Il convient d’insister sur la difficulté de démontrer ces affinités à l’aide de renvois textuels précis. De nombreux textes évoquent les rencontres faites par Leblanc lors des festivals internationaux de poésie auxquels il était souvent invité à participer. La présence de l’Amérique, faut-il le répéter, n’est pas tout à fait de l’ordre de l’intertextualité dans son oeuvre, Leblanc s’intéressant aussi bien au texte qu’à sa récitation dans l’espace public. Il prélève donc dans la poésie américaine les éléments d’une action concrète du poète dans le monde. Jamais Leblanc ne doute de l’efficacité de la prise de parole et du scandale qu’elle impose au sein des institutions dominantes. Dans un essai bien connu, Jacques Pelletier a fourni une analyse très claire des préoccupations sociales et « écologiques » qui animent une bonne part des écrivains québécois au tournant des années 70. Ainsi, les revues Mainmise et Hobo-Québec cherchent à transformer les rapports entre littérature et politique en favorisant la « mise sur pied de pratiques artistiques alternatives » (Pelletier, 1995, p. 39). Bien qu’il ne s’inspire qu’indirectement des mouvements contestataires québécois, Leblanc convoque toutefois largement les figures de la contre-culture en lesquelles il verra la défense d’une littérature engagée et agissante.

À la manière de Dyane Léger ou de Fredric Gary Comeau, Leblanc voit dès lors dans les entrecroisements culturels et linguistiques du territoire identitaire acadien une double tension fondatrice. Il y a d’abord celle d’une poésie acadienne en langue française, profondément à l’écoute de son américanité et appartenant pleinement au corpus des diverses littératures des Amériques : « Nous sommes venus si tard à l’écriture ici. Mais depuis nos plumes sismographent fébrilement le trop plein. Nous cartographions un imaginaire complexe traversé de signes contradictoires : l’américanisme qui gagne la planète ne nous a jamais épargné [sic], nous baignons dedans. » (Leblanc, 2002, p. 38) Plus que le « poids de l’histoire », pour citer le titre de l’essai de Pelletier, c’est le « poids de l’espace » qui fascine ici le poète. L’Acadie de Leblanc n’est donc pas tout à fait « francophone », non pas qu’elle renie son appartenance au corpus d’oeuvres écrites en français, mais plutôt qu’elle tende à déplacer la culture acadienne en l’inscrivant dans le cadre plus large de la littérature et de la culture populaire anglo-américaine. Dans ce contexte, le poète acadien est donc moins un écrivain francophone à l’écoute des valeurs américaines qu’un écrivain de l’Amérique s’exprimant en français dans le premier de tous les espaces d’écriture.

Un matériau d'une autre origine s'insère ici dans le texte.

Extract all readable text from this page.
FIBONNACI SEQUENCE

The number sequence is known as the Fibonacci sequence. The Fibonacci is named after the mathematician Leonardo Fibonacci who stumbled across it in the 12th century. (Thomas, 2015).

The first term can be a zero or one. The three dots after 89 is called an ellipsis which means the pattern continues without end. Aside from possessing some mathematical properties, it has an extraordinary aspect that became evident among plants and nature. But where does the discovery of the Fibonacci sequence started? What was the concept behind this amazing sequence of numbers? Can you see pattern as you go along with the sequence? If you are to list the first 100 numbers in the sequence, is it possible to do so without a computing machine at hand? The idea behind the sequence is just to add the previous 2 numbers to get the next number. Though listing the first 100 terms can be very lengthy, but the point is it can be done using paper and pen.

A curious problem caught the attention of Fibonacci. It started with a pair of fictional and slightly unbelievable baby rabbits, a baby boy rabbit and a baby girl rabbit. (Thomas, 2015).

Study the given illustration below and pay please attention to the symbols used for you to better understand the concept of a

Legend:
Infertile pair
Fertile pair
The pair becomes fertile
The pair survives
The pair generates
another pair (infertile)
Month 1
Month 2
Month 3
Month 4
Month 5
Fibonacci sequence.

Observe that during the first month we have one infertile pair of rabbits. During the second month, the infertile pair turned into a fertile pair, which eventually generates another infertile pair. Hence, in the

Dans son introduction à La poésie acadienne, 1948-1988, Claude Beausoleil, qui assurait avec Gérald Leblanc la co-direction de l’ouvrage, exprime de façon très claire ce positionnement : « L’Acadie n’est pas une culture exilée de l’Europe, elle est l’origine de l’Amérique en exil d’elle-même. Mais qu’est-ce qui se passe dans ces signes de déroute, à la fois critiques, comme s’observant, et hésitants face à une fixation de traits caractéristiques? L’Acadie est d’Amérique. » (Leblanc et Beausoleil, 1988, p. 10) C’est donc dire que dans la perspective frontalière qui est la sienne, la culture acadienne ne peut être qu’une avancée hypothétique de l’idée d’Amérique, puisqu’elle reste un domaine limitrophe et une image inversée et appauvrie de la côte ouest des États-Unis où San Francisco brille comme une ville-phare. C’est alors qu’une seconde allégeance est tracée, celle, à l’échelle du continent, d’une société confraternelle des poètes dont la mission sacrée – « chamanique » selon le concept emprunté à Ginsberg – aura trouvé son expression la plus convaincante dans cette poésie de TheGates of Wrath, premier recueil anthologique du grand poète public américain, traversé par une profonde éthique de la justice sociale et du rôle fondamental de l’engagement politique. Pour Leblanc, l’Acadie moderne appartient d’emblée, par son histoire tragique, à la noblesse de cette cause. C’est pourquoi la lecture des textes de Ginsberg paraît si nécessaire, si l’on veut comprendre la spiritualisation de l’identité individuelle et collective chez Leblanc.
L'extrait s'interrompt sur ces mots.